In this hypothetical data set, the distribution for *turbidity*
is quite skewed.

Input =("

Location Turbidity

a 1.0

a 1.2

a 1.1

a 1.1

a 2.4

a 2.2

a 2.6

a 4.1

a 5.0

a 10.0

b 4.0

b 4.1

b 4.2

b 4.1

b 5.1

b 4.5

b 5.0

b 15.2

b 10.0

b 20.0

c 1.1

c 1.1

c 1.2

c 1.6

c 2.2

c 3.0

c 4.0

c 10.5

")

Data = read.table(textConnection(Input),header=TRUE)

library(rcompanion)

plotNormalHistogram(Data$Turbidity)

qqnorm(Data$Turbidity,

ylab="Sample Quantiles for Turbidity")

qqline(Data$Turbidity, col="red")

#### Normal scores transformation

Here, the normal scores transformation results in a variable that is fairly close to a normal distribution, with a mean of approximately zero and standard deviation of approximately one.

library(rcompanion)

Data$TurbidityNST = blom(Data$Turbidity)

plotNormalHistogram(Data$TurbidityNST)

qqnorm(Data$TurbidityNST,

ylab="Sample Quantiles for NST Turbidity")

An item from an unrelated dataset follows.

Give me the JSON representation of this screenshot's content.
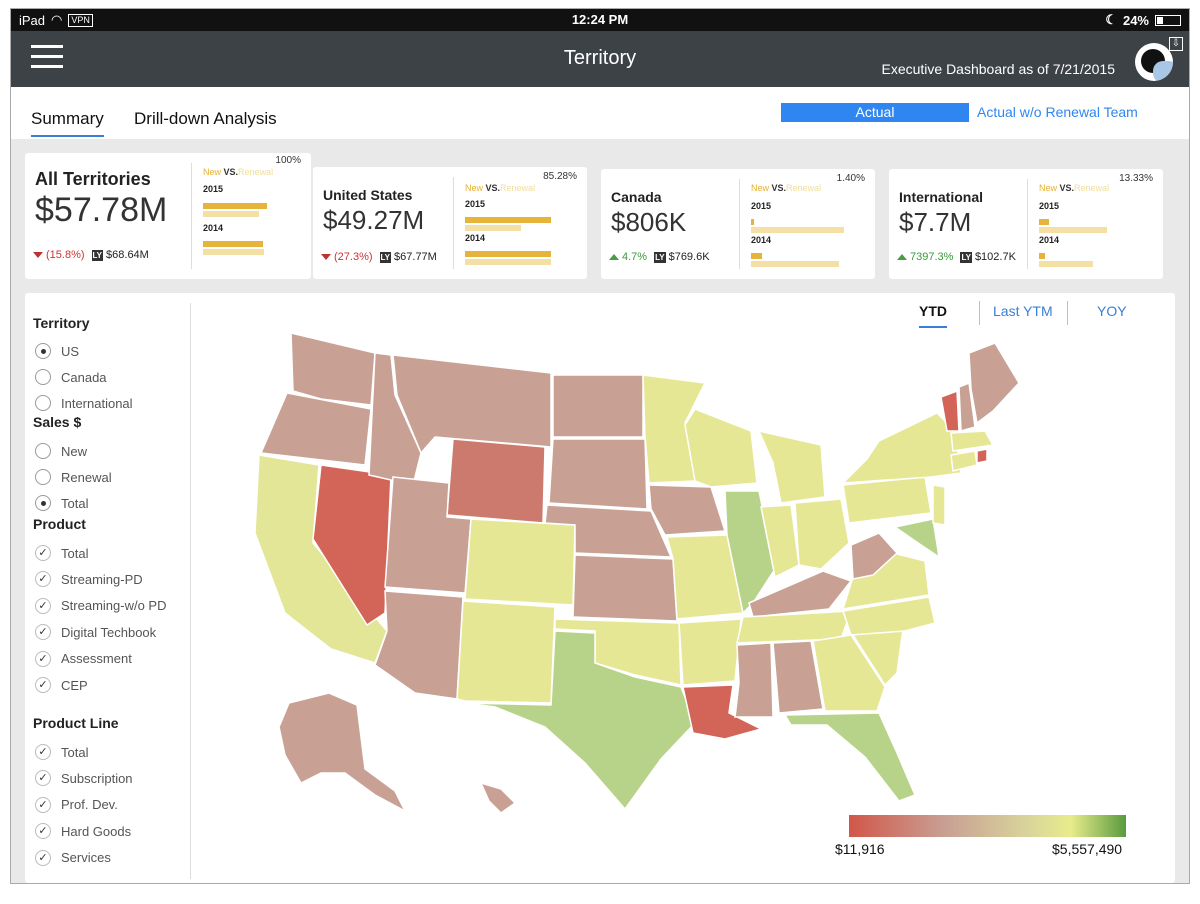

qqline(Data$TurbidityNST, col="red")

mean(Data$TurbidityNST)

[1] 0.004098743

sd(Data$TurbidityNST)

[1] 0.9635998

#### Attempt ANOVA on un-transformed data

As seen in the last chapter, the residuals from the analysis deviate from the normal distribution, perhaps enough to make the analysis invalid. The plot of the residuals vs. the fitted values shows that the residuals are somewhat heteroscedastic, though not terribly so. The boxplot suggests that the data within some groups are relatively skewed.

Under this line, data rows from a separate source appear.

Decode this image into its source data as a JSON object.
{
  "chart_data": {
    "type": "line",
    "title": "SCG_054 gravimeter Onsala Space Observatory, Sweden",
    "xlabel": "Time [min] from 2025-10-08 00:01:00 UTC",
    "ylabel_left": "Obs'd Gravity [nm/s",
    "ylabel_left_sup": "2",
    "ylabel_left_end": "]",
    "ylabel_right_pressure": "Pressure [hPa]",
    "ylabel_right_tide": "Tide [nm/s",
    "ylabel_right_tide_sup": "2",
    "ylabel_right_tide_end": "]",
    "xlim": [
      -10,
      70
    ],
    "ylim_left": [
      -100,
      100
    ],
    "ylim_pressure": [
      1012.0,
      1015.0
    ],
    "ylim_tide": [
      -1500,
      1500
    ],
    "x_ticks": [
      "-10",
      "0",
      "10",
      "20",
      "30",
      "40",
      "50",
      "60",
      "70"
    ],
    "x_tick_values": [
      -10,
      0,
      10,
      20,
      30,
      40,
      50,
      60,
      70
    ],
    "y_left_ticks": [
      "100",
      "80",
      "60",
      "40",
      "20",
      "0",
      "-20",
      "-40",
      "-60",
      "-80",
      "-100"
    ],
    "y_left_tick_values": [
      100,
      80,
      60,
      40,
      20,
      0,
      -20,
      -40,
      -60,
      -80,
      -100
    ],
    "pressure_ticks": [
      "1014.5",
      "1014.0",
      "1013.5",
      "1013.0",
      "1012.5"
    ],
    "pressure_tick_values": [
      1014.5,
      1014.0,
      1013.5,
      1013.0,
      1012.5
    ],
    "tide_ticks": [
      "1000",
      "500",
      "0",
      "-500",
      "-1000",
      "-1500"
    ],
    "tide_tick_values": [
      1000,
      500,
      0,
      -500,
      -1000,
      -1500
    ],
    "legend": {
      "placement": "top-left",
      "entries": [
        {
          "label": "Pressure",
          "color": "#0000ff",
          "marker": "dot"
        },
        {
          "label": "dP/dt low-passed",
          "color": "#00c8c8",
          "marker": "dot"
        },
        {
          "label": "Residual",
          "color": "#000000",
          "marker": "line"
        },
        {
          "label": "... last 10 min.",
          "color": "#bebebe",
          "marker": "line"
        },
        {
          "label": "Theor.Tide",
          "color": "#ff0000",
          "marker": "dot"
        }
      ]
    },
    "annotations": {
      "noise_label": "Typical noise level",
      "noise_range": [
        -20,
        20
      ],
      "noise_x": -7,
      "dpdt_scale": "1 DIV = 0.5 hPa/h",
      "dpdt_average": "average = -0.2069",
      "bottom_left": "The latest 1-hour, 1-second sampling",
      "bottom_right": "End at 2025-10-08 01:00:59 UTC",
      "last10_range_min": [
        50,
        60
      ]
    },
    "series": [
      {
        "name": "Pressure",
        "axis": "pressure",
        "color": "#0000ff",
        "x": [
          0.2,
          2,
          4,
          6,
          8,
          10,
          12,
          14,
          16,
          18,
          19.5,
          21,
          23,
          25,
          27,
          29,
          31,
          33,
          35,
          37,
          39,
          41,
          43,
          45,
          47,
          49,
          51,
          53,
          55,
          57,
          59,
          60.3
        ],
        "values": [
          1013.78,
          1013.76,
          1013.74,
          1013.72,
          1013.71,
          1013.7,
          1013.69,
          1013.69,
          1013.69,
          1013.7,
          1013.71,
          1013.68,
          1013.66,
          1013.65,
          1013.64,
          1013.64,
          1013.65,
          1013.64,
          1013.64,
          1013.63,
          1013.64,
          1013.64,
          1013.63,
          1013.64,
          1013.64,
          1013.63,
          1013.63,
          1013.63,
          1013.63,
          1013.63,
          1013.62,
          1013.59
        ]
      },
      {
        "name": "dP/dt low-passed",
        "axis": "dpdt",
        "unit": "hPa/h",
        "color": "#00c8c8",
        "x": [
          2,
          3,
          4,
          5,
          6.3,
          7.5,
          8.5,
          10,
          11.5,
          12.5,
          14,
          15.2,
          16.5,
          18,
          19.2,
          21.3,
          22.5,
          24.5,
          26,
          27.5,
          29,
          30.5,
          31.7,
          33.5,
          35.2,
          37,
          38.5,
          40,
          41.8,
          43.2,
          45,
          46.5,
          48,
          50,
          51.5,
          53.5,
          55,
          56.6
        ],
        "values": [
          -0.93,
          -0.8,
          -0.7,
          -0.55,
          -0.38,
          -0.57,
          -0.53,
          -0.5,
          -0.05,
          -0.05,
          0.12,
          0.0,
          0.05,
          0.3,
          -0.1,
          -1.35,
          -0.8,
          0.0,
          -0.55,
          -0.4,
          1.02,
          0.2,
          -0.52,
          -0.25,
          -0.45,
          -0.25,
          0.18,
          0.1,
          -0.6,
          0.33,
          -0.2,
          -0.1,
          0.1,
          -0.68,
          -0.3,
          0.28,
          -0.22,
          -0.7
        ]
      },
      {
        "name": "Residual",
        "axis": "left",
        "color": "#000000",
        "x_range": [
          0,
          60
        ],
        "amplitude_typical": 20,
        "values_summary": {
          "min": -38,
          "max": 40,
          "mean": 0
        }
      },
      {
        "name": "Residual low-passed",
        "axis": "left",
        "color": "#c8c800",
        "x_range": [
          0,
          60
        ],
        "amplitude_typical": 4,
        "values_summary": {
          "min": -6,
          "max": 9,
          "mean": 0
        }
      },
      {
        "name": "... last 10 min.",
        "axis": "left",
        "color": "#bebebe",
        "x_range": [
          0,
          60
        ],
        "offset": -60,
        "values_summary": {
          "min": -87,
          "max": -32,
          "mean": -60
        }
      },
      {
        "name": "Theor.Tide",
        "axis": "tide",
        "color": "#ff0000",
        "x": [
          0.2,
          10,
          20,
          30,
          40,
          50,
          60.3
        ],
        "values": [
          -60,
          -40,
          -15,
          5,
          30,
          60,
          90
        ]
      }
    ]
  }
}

boxplot(Turbidity ~ Location,

data = Data,

ylab="Turbidity",

xlab="Location")

model = lm(Turbidity ~ Location,

data=Data)

library(car)

Anova(model, type="II")

Anova Table (Type II tests)

Sum Sq Df F value Pr(>F)

Location 132.63 2 3.8651 0.03447 *

Residuals 428.95 25

x = (residuals(model))

library(rcompanion)

plotNormalHistogram(x)

qqnorm(residuals(model),

ylab="Sample Quantiles for residuals")

qqline(residuals(model),

col="red")

plot(fitted(model),

residuals(model))

#### ANOVA with normal scores transformed data

In this case, after transformation, the residuals from the
ANOVA are closer to a normal distribution—although not perfectly—, making the *F*-test
more appropriate. The plot of the residuals vs. the fitted values shows that
the residuals are reasonably homoscedastic.

boxplot(TurbidityNST ~ Location,

data = Data,

ylab="NST Turbidity",

xlab="Location")

model = lm(TurbidityNST ~ Location, data=Data)

library(car)

Anova(model, type="II")

Anova Table (Type II tests)

Response: TurbidityNST

Sum Sq Df F value Pr(>F)

Location 8.7627 2 6.7167 0.004628 **

Residuals 16.3075 25

x = residuals(model)

library(rcompanion)

plotNormalHistogram(x)

qqnorm(residuals(model),

ylab="Sample Quantiles for residuals")

qqline(residuals(model),

col="red")

plot(fitted(model),

residuals(model))

### Conclusions

In this case, the normal scores transformation on the dependent variable resulted in a model whose residuals met the assumptions of normal distribution and homoscedasticity fairly well. This may not be the case in all situations.